Yes! Well specifically someone who is a concert pianist and then who also set out to be a software developer. The ability to get very good at a difficult thing is highly correlated to being able to get very good at another really difficult thing.

Case in point I have a friend who is a top 32 magic player in NA. She recently, not even a year ago recently, made it her goal to become a chess grandmaster and she's already 2000 ELO. You could argue that maybe some skills transfer but it's pretty shaky reasoning.

Exactly. Olympic athletes in one sport have a much higher chance of being an Olympian in another. It’s not that they inherently “sporty” that makes the difference but they’re willing to put in the 100s of hours of training and get up at 5am regularly. You could say it’s discipline that would make them a good SWE?

See: https://www.nine.com.au/sport/olympics/olympians-who-changed...

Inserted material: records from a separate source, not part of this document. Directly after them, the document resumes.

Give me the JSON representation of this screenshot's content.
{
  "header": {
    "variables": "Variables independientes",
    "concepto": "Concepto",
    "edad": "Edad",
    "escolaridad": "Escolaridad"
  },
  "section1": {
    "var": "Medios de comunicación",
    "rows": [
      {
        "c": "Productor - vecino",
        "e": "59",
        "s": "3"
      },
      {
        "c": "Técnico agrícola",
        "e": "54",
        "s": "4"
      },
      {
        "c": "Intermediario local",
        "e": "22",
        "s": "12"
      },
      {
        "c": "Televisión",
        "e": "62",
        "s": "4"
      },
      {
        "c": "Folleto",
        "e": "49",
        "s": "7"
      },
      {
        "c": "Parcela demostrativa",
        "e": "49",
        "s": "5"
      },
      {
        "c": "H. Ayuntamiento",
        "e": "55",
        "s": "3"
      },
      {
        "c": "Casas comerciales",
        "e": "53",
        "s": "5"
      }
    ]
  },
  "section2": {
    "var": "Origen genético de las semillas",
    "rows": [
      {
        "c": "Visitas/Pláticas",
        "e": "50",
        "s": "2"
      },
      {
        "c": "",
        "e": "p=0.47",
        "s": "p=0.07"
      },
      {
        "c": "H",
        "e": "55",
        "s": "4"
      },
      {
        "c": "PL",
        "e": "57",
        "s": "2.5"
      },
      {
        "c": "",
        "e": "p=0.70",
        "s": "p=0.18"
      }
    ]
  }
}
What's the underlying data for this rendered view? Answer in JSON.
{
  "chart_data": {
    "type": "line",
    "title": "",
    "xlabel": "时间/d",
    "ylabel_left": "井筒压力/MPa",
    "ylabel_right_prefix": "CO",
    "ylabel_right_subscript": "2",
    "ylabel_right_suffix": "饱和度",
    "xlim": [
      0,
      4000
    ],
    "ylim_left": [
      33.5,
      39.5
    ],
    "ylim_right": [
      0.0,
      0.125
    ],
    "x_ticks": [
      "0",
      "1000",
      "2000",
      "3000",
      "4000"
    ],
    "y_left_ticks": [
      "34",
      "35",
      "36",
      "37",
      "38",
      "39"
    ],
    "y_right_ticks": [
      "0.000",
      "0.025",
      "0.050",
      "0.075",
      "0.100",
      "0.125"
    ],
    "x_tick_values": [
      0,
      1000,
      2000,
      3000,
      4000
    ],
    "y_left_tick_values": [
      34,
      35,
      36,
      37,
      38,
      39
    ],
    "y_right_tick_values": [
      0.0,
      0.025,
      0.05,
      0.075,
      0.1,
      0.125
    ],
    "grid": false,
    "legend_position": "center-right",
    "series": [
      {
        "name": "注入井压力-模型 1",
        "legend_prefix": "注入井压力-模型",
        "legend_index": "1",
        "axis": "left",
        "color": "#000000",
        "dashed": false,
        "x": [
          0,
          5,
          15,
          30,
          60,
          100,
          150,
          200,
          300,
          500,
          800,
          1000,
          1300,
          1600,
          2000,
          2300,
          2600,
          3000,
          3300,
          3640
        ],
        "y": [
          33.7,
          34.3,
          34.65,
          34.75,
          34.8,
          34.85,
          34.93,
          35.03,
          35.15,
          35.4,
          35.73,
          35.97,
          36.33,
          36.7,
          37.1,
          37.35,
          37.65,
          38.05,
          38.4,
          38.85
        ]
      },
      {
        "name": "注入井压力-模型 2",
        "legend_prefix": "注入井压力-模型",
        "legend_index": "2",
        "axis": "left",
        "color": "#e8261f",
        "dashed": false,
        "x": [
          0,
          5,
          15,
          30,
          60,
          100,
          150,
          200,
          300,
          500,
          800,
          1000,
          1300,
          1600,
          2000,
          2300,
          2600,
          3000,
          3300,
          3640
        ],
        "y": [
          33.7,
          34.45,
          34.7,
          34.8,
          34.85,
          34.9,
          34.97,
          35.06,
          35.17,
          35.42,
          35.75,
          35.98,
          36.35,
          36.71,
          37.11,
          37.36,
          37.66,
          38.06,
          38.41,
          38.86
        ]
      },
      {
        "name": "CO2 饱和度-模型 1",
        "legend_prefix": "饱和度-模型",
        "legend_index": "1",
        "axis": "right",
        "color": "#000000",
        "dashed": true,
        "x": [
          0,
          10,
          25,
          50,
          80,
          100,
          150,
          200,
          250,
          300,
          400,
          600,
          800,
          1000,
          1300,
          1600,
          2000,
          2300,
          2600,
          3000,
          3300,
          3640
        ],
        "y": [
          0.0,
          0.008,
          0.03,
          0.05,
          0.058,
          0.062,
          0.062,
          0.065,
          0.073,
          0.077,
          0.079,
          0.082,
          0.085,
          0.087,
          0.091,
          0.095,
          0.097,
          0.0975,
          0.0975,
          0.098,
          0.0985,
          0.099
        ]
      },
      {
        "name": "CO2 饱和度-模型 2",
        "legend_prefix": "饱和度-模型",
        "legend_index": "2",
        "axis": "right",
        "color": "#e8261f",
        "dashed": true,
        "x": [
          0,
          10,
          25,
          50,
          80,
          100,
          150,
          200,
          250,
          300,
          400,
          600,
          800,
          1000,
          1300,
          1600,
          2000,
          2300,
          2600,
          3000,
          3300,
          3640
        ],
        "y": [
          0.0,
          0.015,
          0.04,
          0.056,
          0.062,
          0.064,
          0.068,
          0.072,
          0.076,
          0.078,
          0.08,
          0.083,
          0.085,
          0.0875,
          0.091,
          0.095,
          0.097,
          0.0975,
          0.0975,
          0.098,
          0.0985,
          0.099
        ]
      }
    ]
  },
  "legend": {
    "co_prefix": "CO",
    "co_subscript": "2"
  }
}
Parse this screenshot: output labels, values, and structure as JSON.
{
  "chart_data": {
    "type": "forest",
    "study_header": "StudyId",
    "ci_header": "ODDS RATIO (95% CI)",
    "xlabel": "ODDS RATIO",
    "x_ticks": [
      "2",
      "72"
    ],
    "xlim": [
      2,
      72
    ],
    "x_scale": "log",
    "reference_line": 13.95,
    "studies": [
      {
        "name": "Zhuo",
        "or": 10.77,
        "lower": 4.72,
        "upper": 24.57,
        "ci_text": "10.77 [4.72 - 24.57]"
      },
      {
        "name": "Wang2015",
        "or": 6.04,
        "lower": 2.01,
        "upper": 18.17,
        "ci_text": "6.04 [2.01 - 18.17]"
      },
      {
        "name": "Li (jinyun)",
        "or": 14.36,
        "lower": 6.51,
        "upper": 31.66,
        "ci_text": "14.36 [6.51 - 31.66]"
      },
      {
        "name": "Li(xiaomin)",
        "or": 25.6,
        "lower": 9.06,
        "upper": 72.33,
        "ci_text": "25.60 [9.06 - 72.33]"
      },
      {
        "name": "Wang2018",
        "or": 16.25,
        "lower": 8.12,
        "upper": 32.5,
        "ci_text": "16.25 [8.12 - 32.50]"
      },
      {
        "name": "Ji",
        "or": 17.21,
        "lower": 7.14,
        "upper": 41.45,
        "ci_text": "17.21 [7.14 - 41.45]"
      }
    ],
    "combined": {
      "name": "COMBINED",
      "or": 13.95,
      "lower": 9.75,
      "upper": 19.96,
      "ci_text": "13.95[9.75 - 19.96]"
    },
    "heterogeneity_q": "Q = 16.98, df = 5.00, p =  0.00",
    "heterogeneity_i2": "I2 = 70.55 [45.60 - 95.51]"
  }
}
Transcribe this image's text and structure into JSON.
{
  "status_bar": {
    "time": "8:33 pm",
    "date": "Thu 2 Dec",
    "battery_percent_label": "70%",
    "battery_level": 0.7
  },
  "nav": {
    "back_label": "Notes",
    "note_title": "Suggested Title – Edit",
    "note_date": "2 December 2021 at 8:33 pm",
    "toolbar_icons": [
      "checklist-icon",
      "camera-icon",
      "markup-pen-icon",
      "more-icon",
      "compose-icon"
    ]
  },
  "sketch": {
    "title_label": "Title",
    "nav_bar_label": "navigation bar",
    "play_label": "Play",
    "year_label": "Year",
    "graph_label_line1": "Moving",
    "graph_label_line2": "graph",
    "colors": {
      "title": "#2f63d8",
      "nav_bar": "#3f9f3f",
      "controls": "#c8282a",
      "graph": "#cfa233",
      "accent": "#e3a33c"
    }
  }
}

Because a lot of the skills and personality trait of becoming elite at something are transferable to becoming elite at other things.
I expect a concert pianist who's applying for a software developer position to be worthy of an initial consideration.

I know a software developer who could well be a concert pianist, for example. Ie., that pool of people who overlap, in that overlap, are probably extraordinarily talented.

Yeah, I'm kind of with you. Just because they have the capacity to excel doesn't mean they're going to for YOUR company.

Also it smells like a false metric. People who are in the 0.05% of excellence are probably still heavily invested in the thing they're excelling at.

It only make sense if you assume that people can generally brute force their way into the top fraction of a percent. Not a view that I agree with.
No, you'd expect them to have a capacity to learn at a high level. Which is a good trait for those who are also developers.